Society seems to have a problem dealing with any sexual abuse case in which the offender is not completely bad or the victim is not completely "good." Child victims who, for example, simply behave like human beings and respond to the attention and affection of offenders by voluntarily and repeatedly returning to the offender's home are troubling. It confuses us to see the victims in child pornography giggling or laughing. At professional conferences on child sexual abuse, child prostitution is almost never discussed. It is the form of sexual victimization of children most unlike the stereotype of the innocent girl victim. Child prostitutes, by definition, participate in and often initiate their victimization. Furthermore, child prostitutes and the participants in child sex rings are frequently boys. One therapist recently told me that a researcher's data on child molestation were misleading because many of the child victims in question were child prostitutes. This implies that child prostitutes are not "real" child victims. In a survey by the Los Angeles Times, only 37 percent of those responding thought that child prostitution constituted child sexual abuse (Timnik, 1985). Whether or not it seems fair, when adults and children have sex, the child is always the victim.

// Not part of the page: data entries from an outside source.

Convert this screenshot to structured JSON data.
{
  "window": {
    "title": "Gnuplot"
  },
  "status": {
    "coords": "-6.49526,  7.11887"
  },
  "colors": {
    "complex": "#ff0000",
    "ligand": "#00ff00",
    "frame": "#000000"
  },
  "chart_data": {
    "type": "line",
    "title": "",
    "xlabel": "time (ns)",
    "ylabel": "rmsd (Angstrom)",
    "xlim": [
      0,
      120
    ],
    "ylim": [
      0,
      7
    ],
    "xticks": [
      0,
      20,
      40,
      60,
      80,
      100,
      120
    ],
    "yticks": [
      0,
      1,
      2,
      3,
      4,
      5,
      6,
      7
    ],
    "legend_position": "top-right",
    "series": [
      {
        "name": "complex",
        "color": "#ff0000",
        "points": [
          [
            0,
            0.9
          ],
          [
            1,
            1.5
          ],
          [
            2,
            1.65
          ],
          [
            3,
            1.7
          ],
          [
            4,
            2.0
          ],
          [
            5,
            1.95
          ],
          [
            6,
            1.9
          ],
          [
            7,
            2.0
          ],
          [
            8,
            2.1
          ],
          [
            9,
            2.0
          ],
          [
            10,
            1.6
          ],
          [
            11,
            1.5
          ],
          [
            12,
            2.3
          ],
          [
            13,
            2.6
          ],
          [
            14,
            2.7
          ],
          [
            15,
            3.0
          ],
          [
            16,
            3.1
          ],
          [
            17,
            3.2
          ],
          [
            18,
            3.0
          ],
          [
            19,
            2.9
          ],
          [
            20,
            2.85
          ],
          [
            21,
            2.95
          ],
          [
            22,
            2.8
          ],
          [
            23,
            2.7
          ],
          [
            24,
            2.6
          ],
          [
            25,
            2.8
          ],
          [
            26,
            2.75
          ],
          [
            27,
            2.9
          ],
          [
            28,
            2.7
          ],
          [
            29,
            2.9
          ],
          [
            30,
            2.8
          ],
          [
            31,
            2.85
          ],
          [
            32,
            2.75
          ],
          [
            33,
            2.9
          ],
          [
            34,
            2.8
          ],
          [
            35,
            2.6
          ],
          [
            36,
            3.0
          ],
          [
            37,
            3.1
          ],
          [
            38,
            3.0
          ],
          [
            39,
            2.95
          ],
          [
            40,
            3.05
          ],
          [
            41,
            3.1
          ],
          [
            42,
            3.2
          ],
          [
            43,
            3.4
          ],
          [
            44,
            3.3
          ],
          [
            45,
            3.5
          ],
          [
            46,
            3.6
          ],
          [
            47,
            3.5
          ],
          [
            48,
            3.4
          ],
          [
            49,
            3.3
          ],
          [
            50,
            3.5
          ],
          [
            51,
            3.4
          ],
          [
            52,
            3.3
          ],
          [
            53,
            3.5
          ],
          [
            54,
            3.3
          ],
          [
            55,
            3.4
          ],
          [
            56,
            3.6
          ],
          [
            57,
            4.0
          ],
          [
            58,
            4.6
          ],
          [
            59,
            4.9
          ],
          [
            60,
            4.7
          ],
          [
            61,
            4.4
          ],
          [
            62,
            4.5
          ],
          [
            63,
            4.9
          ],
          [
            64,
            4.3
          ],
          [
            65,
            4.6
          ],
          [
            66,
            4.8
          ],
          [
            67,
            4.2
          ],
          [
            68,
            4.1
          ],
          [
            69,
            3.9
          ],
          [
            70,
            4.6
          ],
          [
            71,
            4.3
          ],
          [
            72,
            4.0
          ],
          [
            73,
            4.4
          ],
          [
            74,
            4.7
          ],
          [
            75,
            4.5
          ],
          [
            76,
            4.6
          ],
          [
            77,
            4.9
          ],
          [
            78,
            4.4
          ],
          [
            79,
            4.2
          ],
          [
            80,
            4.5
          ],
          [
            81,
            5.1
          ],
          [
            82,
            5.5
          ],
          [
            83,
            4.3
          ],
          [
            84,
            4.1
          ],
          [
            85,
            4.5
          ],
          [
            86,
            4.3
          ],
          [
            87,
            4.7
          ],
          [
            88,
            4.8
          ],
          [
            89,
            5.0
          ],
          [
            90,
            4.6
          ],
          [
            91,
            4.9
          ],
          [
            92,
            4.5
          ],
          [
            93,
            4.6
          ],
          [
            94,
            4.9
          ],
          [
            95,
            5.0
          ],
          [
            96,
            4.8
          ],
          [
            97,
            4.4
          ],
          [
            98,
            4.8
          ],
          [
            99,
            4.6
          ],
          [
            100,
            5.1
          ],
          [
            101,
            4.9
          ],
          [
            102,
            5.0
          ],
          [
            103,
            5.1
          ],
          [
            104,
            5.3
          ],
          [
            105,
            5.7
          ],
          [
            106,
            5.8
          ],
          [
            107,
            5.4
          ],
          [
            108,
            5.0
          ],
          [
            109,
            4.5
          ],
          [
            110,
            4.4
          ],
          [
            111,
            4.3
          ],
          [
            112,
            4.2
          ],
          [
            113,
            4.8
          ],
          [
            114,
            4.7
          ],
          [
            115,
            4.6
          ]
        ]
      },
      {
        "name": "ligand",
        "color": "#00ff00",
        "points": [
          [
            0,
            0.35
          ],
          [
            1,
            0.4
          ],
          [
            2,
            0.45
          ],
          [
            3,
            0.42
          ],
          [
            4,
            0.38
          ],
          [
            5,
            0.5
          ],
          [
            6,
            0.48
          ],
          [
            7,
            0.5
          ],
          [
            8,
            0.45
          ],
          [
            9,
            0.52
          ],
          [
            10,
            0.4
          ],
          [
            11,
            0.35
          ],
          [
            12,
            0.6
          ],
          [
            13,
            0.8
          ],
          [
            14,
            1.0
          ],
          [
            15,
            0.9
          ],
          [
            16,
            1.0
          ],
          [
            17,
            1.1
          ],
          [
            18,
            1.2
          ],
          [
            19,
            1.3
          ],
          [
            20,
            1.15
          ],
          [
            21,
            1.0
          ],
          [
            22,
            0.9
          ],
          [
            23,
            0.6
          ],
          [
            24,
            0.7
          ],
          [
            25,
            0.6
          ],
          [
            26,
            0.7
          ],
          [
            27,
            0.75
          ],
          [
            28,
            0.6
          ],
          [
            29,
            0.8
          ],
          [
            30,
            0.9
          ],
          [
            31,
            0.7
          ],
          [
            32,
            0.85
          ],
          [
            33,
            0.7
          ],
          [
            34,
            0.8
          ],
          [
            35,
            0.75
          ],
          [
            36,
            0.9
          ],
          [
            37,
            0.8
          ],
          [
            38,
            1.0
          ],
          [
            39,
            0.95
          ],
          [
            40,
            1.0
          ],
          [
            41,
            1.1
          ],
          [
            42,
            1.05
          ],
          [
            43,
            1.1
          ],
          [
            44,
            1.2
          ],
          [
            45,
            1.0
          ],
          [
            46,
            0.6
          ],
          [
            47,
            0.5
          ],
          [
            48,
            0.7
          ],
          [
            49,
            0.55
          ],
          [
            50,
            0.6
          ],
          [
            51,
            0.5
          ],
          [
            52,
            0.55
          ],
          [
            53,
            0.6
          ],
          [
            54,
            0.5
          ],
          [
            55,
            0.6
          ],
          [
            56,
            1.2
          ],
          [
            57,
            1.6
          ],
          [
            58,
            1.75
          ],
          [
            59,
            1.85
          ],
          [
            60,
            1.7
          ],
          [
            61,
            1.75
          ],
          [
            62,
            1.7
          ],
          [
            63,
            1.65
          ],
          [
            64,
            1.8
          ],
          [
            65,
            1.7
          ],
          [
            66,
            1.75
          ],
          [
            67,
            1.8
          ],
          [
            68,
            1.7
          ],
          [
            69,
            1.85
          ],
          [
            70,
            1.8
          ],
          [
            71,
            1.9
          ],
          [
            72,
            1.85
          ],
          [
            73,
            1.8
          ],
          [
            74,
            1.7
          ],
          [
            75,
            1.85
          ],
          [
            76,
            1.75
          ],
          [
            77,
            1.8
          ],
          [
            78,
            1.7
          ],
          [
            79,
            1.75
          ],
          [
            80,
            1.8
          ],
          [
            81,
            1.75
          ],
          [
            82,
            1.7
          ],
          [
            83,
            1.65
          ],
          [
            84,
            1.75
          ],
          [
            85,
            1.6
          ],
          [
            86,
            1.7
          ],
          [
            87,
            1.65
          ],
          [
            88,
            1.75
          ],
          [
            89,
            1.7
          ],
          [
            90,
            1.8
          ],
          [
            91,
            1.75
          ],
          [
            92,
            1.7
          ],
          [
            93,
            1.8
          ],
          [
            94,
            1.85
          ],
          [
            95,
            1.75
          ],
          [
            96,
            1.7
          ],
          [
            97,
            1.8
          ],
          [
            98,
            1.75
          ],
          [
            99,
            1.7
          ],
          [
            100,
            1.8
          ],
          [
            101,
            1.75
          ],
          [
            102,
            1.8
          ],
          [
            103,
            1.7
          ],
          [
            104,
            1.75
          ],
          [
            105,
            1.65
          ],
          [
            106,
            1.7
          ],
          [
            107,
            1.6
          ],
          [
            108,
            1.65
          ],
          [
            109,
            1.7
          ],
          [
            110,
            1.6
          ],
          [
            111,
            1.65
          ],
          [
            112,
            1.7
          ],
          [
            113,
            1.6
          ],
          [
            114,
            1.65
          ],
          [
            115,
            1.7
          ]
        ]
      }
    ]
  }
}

Intrafamilial Child Sexual Abuse

During the 1970s, primarily as a result of the women's movement, society began to learn more about the sexual victimization of children. We began to realize that most children are sexually molested by someone they know who is usually a relative—a father, step-father, uncle, grandfather, older brother, or even a female relative. Some mitigate the difficulty of accepting this by adopting the view that only members of socio-economic groups other than their's engage in such behavior.

It quickly became apparent that warnings about not taking gifts from strangers were not good enough to prevent child sexual abuse. Consequently, we began to develop prevention programs based on more complex concepts, such as good touching and bad touching, the "yucky" feeling, and the child's right to say no. These are not the kinds of things you can easily and effectively communicate in fifty minutes to hundreds of kids packed into a school auditorium. These are very difficult issues, and programs must be carefully developed and evaluated.

In the late 1970s child sexual abuse became almost synonymous with incest, and incest meant father-daughter sexual relations. Therefore, the focus of child sexual abuse intervention became father-daughter incest. Even today, the vast majority of training materials, articles, and books on this topic refer to child sexual abuse only in terms of intrafamilial father-daughter incest.

Incest is, in fact, sexual relations between individuals of any age too closely related to marry. It need not necessarily involve an adult and a child, and it goes beyond child sexual abuse. But more important, child sexual abuse goes beyond father-daughter incest. Intrafamilial incest between an adult and child may be the most common form of child sexual abuse, but it is not the only form.

The progress of the 1970s in recognizing that child sexual abuse was not simply a result of "stranger danger" was an important breakthrough in dealing with society's denial. The battle, however, is not over. The persistent voice of society luring us back to the more simple concept of "stranger danger" may never go away. It is the voice of denial.


Return to "Stranger Danger"

In the early 1980s the issue of missing children rose to prominence and was focused primarily on the stranger abduction of little children. Runaways, throwaways, noncustodial abductions, nonfamily abductions of teenagers—all major problems within the missing children's issue—were almost forgotten. People no longer wanted to hear about good touching and bad touching and the child's right to say no.